A couple of days ago I wrote about some things I’d like to see in index statistics, which means changing dbms_stats.gather_index_stats(). Here’s an idea for dbms_stats.gather_table_stats(). I’d like to see the number of chained and migrated rows counted separately in dba_tables when we run the packaged procedure. The optimizer will use information about chained or migrated rows, but the information is only collected if you use the analyze command (and even then the two figures are summed into the single value chain_cnt) .
I have to say that it does look as if the information that Oracle would need to count (and distinguish between) chained rows and migrated rows is already available in the blocks. If we check a bit of a block dump we can see that various flags seem to tell us everything that the code would need to know. Here’s an extract from a table block dump, showing the start of three rows (technically row pieces) in the block.
tab 0, row 0, @0x1c79 tl: 9 fb: --H----- lb: 0x2 cc: 0 nrid: 0x0180000b.0 tab 0, row 1, @0x1952 tl: 807 fb: --H-FL-- lb: 0x0 cc: 4 col 0:  78 20 20 20 20 20 20 20 20 20 20 20 20 20 20 20 20 20 20 20 20 20 20 20 20 ... tab 0, row 2, @0x162b tl: 807 fb: --H-FL-- lb: 0x0 cc: 4 col 0:  78 20 20 20 20 20 20 20 20 20 20 20 20 20 20 20 20 20 20 20 20 20 20 20 20 ...
Notice particularly the “flag byte (fb)”, and the presence of one row reporting a “next rowid (nrid)”.
Amongst other things, the flag byte tells us what the row pieces represent.
H – this is a row header
F – this is the first row piece of a row
L – this is the last row piece of a row
These three flag values start us in the right direction. If we have a simple migrated row then we will have a head piece (in the original row position), pointing to the complete row. The head piece will have an H flag byte, and an nrid pointing to the actual row; when we get to the actual row its flag byte will show only the FL bits, and there will be an hrid (head rowid) associated with it, pointing back to the original location.
If we have a simple chained row, the first section will have the H and F bits set, and an nrid entry; any “middle” rowpieces will have an nrid, but no flag bits set, and the last row piece will have the L bit set, and no nrid or hrid.
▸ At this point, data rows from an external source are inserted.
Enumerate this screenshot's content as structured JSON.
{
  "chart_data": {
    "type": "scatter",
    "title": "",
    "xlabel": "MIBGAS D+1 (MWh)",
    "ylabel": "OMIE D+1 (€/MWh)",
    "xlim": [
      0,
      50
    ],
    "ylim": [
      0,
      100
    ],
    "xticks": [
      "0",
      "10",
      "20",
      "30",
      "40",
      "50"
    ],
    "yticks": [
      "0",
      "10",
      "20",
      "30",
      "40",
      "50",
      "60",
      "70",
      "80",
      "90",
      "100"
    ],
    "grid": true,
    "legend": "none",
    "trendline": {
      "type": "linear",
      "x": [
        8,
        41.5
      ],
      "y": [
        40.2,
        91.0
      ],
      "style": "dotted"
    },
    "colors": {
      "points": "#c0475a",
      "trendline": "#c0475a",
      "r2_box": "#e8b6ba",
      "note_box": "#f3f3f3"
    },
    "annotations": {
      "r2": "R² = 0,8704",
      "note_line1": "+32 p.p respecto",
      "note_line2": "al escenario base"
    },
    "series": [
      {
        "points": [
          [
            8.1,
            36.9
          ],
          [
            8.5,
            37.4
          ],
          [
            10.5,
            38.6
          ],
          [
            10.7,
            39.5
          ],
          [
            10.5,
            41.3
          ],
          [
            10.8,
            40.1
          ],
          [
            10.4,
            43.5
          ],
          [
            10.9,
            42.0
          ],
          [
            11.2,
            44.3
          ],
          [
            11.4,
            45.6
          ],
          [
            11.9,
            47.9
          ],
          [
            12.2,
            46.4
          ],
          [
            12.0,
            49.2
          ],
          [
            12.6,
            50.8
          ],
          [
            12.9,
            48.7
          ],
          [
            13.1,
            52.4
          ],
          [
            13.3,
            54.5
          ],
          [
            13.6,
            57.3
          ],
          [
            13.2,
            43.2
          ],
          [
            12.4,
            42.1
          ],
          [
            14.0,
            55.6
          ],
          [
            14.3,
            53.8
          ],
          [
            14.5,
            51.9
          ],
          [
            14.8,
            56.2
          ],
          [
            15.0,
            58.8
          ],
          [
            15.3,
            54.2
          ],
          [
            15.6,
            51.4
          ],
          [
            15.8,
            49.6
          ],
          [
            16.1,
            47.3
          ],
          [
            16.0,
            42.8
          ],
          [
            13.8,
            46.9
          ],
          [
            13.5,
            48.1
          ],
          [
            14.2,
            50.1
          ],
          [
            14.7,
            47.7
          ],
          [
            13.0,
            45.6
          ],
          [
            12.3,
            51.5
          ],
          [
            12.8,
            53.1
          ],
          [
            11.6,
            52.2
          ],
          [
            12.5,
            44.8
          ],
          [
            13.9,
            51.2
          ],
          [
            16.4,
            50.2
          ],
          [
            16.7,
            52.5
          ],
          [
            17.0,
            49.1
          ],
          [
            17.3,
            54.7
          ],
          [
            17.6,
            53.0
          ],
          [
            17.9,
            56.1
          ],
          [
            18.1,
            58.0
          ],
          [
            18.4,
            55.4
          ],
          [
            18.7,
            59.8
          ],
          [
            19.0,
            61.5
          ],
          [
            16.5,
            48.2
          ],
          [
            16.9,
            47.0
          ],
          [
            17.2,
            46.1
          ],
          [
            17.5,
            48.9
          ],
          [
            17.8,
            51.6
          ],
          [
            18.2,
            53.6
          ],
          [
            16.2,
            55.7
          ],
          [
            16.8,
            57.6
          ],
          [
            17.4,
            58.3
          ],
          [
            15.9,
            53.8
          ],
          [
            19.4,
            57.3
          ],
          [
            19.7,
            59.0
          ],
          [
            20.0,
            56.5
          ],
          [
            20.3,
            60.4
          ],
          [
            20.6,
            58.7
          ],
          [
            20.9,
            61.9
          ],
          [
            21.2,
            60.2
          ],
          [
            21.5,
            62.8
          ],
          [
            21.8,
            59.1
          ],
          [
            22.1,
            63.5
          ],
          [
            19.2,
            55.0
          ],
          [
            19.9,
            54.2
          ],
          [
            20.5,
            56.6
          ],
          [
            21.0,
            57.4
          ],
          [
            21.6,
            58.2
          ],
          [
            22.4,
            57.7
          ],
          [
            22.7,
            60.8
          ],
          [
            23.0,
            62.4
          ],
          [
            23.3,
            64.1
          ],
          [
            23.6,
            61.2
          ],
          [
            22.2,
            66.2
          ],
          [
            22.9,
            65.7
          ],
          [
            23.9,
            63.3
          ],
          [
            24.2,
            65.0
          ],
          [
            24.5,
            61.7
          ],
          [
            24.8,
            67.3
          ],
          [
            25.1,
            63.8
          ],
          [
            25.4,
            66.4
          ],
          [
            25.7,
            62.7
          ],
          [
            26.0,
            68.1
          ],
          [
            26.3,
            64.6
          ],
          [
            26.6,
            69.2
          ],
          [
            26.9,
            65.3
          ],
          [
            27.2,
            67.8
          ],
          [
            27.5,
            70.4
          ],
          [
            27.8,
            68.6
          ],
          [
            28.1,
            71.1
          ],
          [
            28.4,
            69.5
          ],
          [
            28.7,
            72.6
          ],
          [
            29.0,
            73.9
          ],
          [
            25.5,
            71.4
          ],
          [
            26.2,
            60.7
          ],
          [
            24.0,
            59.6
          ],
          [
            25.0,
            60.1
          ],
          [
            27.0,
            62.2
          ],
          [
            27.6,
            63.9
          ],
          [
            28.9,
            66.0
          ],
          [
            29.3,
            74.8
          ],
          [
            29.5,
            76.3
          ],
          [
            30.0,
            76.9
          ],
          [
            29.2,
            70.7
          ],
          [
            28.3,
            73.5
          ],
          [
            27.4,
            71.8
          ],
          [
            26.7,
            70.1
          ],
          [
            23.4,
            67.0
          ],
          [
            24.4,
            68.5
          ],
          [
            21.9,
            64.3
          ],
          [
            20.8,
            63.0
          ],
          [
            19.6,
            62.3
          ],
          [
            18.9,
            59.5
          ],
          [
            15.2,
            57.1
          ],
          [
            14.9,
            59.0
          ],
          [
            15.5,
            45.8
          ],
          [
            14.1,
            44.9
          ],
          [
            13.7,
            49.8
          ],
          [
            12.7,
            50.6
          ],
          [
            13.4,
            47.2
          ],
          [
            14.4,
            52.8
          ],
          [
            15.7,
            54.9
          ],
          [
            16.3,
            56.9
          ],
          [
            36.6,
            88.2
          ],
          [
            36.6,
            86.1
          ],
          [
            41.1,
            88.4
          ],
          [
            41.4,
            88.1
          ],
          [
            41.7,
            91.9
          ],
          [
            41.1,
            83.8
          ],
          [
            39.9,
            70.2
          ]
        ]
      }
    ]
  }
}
If a row has migrated, and then chained after migrating, the first piece will have the H bit set, and an nrid entry; the next piece will have the F bit set and both an hrid and nrid; any middle pieces will have an nrid but no flag bits set; and the last piece will have the L bit set, but no nrid or hrid.
There may be other alternatives, of course, e.g. a row that first chains on an update, leaving a few columns behind, and then migrates those columns out of the initial location; then there may be other variations when rows shrink and start to “unchain” or “migrate back (partially)”; and I haven’t even started to think about rows with more than 254 columns which have “intra-block” chaining – i.e. several row pieces in the same block. But looking at the flags and information about head/next row pieces, it looks as if a full scan of a table could identify the number of chained rows and the number of migrated rows separately. If it has an H only it has migrated (but may also have chained), if it’s got an HF it has chained (only). Any rows with no flag setting or L don’t add much value unless we want to work out an average number of pieces per chained row. Any rows with FL are the migrated rows. Any rows with F only are rows which have migrated and then chained.
Inevitably there could be accounting errors on sampling, though. We might find 10 rows with H only, but only 7 rows with FL; what assumption should we make about the three outstanding rows ? Might they be just migrated, or could they be migrated and chained ? In view of the room for error, it might be sensible to implement the counts only as part of the approximate NDV mechanism that only runs if you choose the auto sample size option, and always seems to do a full segment scan.